La FEB plaide pour le maintien des intérêts notionnels

La FEB a lancé un appel au futur gouvernement pour qu'il maintienne le système des intérêts notionnels. La fédération estime qu'il a aidé les entreprises à mieux traverser la crise.

La Fédération des entreprises de Belgique (FEB) a appelé jeudi le gouvernement qui sortira des prochaines élections fédérales à maintenir le régime controversé des intérêts notionnels.

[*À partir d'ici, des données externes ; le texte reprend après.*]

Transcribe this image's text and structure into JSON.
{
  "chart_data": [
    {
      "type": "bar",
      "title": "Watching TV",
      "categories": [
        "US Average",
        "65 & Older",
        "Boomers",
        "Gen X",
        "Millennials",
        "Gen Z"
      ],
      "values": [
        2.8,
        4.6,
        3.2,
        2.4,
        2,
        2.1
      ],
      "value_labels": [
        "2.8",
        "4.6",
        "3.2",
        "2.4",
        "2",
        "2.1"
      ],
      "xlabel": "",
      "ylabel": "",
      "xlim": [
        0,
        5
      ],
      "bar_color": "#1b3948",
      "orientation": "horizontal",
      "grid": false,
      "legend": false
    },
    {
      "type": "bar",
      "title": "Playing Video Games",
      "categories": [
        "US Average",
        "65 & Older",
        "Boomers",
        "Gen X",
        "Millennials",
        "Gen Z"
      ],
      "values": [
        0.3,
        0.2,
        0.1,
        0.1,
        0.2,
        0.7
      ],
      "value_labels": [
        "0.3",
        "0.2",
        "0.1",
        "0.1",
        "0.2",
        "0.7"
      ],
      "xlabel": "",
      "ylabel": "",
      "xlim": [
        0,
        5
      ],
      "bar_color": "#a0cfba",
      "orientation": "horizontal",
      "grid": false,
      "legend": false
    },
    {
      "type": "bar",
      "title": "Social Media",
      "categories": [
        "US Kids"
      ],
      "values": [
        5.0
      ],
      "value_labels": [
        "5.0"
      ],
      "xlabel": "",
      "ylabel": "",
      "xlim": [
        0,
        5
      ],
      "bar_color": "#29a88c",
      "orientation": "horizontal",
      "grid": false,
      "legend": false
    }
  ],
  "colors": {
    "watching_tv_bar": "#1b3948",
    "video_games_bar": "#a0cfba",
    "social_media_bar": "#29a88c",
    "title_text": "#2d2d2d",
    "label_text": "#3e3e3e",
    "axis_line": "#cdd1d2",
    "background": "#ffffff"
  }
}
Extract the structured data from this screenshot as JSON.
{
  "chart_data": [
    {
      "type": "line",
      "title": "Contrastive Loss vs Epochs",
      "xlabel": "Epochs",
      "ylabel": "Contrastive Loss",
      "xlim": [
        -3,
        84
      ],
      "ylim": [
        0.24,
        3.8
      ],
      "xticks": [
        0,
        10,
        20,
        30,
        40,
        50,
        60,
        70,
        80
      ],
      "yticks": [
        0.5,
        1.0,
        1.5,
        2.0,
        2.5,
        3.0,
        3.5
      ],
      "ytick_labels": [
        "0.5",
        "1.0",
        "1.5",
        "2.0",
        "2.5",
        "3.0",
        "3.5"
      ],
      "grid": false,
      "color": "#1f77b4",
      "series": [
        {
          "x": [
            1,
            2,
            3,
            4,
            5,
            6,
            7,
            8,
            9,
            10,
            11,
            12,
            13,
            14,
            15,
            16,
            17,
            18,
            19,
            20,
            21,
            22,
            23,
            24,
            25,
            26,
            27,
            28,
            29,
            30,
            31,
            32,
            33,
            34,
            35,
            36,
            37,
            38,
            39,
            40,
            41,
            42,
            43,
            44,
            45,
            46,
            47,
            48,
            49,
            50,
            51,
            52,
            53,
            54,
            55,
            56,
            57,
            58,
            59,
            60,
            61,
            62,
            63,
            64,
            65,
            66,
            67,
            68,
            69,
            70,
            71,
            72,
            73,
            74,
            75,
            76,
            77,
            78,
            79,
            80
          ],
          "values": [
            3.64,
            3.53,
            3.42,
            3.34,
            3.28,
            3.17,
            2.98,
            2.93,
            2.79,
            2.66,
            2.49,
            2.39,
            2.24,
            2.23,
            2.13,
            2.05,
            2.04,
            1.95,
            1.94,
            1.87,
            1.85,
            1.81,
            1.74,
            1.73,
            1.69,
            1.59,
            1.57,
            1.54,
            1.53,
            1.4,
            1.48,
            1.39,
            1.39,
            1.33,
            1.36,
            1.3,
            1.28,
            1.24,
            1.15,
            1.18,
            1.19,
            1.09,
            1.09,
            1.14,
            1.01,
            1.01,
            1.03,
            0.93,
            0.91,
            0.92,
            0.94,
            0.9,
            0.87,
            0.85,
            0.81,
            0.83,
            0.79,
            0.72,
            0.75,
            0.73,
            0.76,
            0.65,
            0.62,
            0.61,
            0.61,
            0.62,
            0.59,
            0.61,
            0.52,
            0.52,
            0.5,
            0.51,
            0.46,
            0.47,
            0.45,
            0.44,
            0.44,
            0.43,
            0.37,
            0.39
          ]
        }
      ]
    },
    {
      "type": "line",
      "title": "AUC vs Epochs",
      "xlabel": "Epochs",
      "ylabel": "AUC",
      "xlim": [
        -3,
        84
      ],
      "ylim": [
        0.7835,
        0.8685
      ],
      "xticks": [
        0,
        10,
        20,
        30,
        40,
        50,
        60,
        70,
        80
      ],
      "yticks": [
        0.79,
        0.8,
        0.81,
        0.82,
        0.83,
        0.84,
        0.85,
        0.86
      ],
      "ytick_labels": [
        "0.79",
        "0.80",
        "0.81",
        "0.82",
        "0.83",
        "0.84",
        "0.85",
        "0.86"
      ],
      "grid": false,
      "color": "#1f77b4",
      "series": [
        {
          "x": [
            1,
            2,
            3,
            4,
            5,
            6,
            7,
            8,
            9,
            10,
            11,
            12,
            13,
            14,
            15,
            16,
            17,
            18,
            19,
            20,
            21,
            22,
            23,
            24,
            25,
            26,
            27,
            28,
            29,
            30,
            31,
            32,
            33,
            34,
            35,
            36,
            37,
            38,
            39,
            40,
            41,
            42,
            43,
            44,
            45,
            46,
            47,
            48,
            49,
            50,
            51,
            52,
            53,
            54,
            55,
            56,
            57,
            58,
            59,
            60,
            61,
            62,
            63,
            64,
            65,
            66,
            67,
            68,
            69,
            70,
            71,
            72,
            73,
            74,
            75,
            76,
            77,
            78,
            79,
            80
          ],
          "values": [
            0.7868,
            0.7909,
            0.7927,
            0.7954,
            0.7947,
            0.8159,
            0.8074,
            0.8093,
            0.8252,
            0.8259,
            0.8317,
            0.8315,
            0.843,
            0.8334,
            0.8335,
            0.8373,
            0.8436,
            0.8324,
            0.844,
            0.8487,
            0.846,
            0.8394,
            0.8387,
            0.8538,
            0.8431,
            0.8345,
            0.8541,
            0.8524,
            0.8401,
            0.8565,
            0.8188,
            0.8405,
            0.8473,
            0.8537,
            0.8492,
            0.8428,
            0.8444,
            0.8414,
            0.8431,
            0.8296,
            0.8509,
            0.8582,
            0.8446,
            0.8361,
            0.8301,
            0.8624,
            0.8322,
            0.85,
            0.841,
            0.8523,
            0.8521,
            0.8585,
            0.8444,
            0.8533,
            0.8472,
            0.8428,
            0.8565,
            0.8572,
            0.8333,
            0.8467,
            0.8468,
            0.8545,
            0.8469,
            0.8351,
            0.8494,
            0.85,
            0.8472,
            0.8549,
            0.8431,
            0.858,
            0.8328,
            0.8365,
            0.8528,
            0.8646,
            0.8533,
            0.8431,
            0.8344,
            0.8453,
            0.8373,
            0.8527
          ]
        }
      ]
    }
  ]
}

"Si nous voulons continuer à attirer des entreprises internationales en Belgique, il est essentiel de ne pas supprimer les intérêts notionnels. C'est un appel que je lance au futur gouvernement", a plaidé jeudi, Philippe Lambrecht, administrateur-secrétaire général de la FEB.

"Avec un taux de fiscalité champion du monde toute catégorie et un coût du travail parmi les plus hauts du monde, comment voulez-vous encore attirer des entreprises (...) si ce n'est avec les intérêts notionnels? ", a-t-il souligné.

Selon la FEB, l'existence de ce régime de réduction fiscale au bénéfice des entreprises leur a permis de mieux traverser la crise économique actuelle.

"Heureusement qu'il y avait les intérêts notionnels, sans quoi un nombre encore plus grand d'entreprises aurait fait faillite", a encore assuré M. Lambrecht, qualifiant de "purement idéologiques" les critiques adressées à ce système.

Outre la question des recettes de l'Etat, la FEB a pressé jeudi la classe politique du pays à s'interroger sur ses dépenses.

"La complexité de notre pays fait qu'il y a des taxes à tous les niveaux. Cela a un coût. Il est temps de se demander si cela est raisonnable", a dénoncé M. Lambrecht, citant notamment "le nombre d'emplois dans la fonction publique".
"On dépense plus que notre capacité de contribution. A force d'épuiser la vache à lait, elle n'aura plus de lait", a-t-il conclu.